Quickly Transferring Files In Linux: Transfer files intellegently with RSync

Posted on Oct 13, 2014

This weekend I spent some time migrating my Minecraft server a good 700 miles closer to my house. The new server is ~30 milliseconds closer. If you play games, you probably know how huge that can be.

So, how did I move data to the new server? FTP, right? No. Definitely no.

Why not FTP?

FTP is plain-text

Unless you're using something like FTPS, you'll be sending your server credentials across the wire in plain text, so anyone sitting between you and your new server has all the info they need to login.
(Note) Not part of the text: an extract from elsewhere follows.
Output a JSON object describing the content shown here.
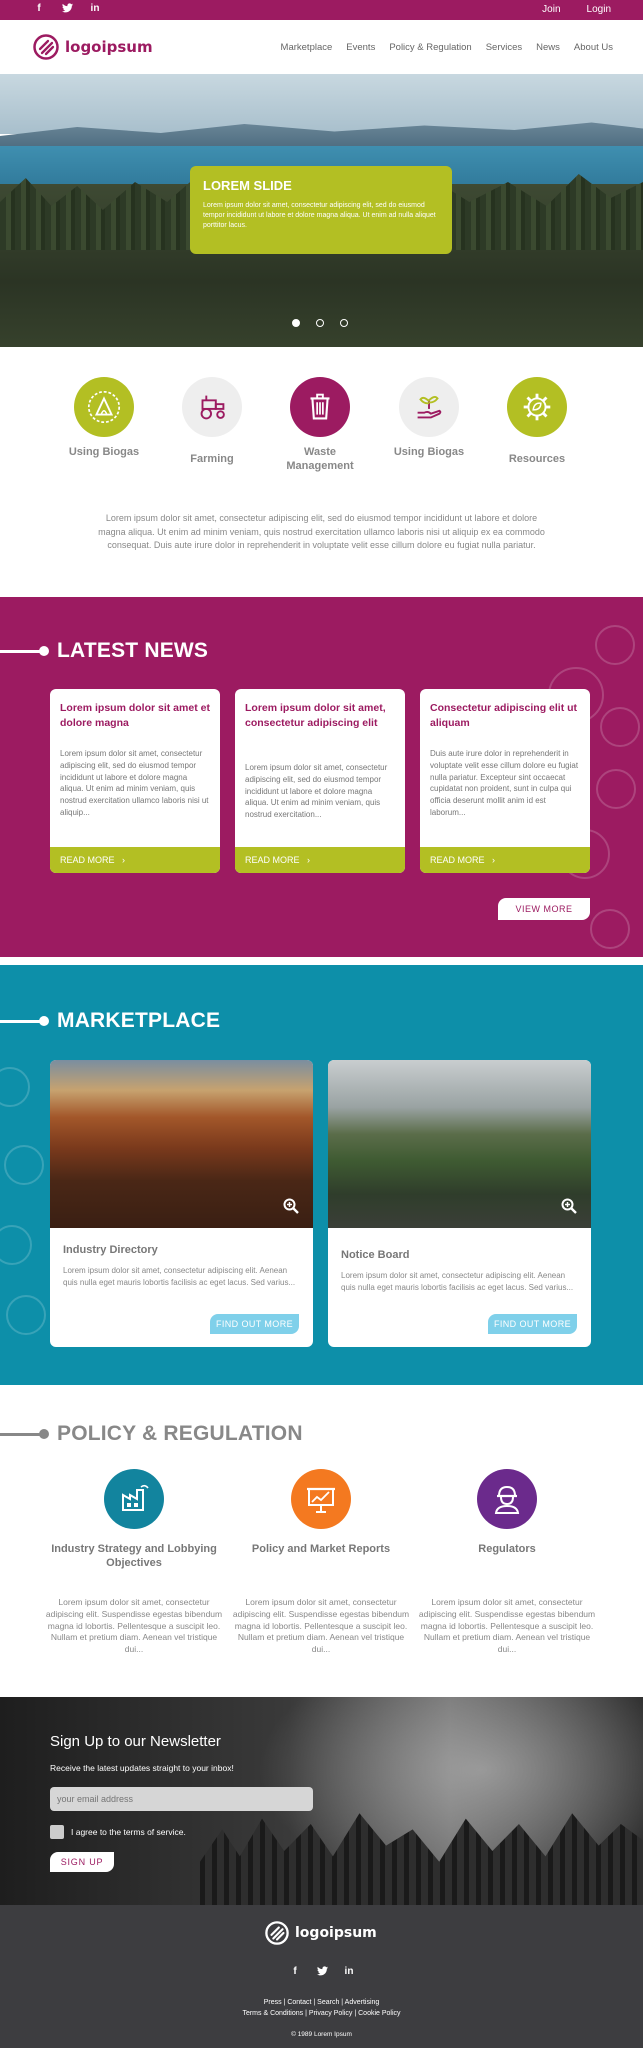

Per-file overhead can kill speed

My Minecraft server had just over 1000 files in the world save. Each file transfer over FTP adds a significant cost that shows itself as downtime. Not so cool.

No Deltas

If I use FTP I have to fully stop the server before sending any data across since there isn't a practical way for me to know if something changed after I take the first cut. That means even more downtime.

How about rsync?

As you can probably guess, we can avoid all of these problems with rsync. It has super lower per-file overhead, only sends files that have changed, and is usually transported over SSH1.

We'll copy our local ‘minecraft’ folder to our new server as jdoe at example.com with one quick command.
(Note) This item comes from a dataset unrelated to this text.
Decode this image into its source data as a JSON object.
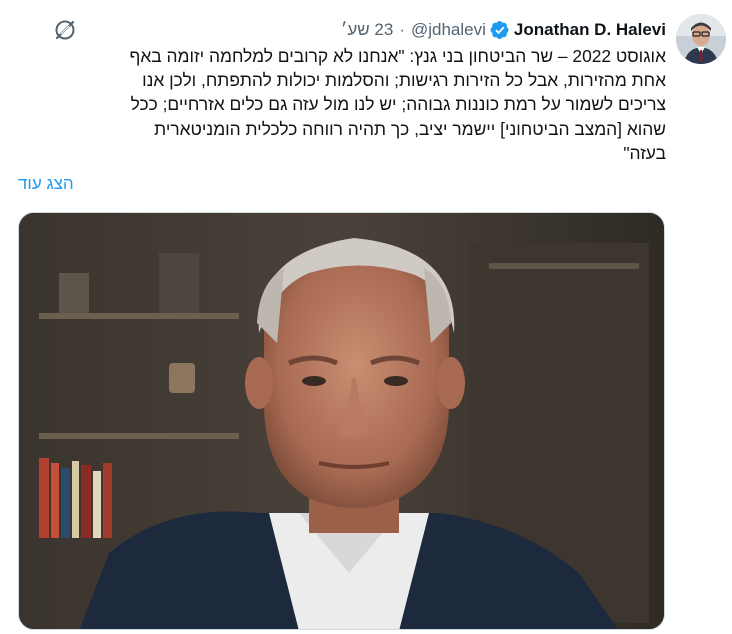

rsync -avz --progress minecraft jdoe@example.com:/home/jdoe

sending incremental file list
created directory test
minecraft/
minecraft/ForgeModLoader-server-0.log
     1452252 100%  135.37MB/s    0:00:00 (xfer#1, to-check=1038/1040)
minecraft/ForgeModLoader-server-0.log.lck
           0 100%    0.00kB/s    0:00:00 (xfer#2, to-check=1037/1040)
minecraft/ForgeModLoader-server-1.log
     1525594 100%   76.57MB/s    0:00:00 (xfer#3, to-check=1036/1040)
...
sent 904047183 bytes  received 18332 bytes  139087002.31 bytes/sec
total size is 903869415  speedup is 1.00

So, how did that strange line work?

Decomposing the Command

There's actually a lot going on in this short command. Let's start with -a. This one letter told rsync that we want to archive this folder, which amongst other things means keeping file ownership, permissions, and to recurse2.

Next was -v for verbose. That might seem a bit unimpressive after all that was packed into the previous argument, but without this argument, rsync sits with a blank screen until file transfer completes, letting you guess if everything is working properly.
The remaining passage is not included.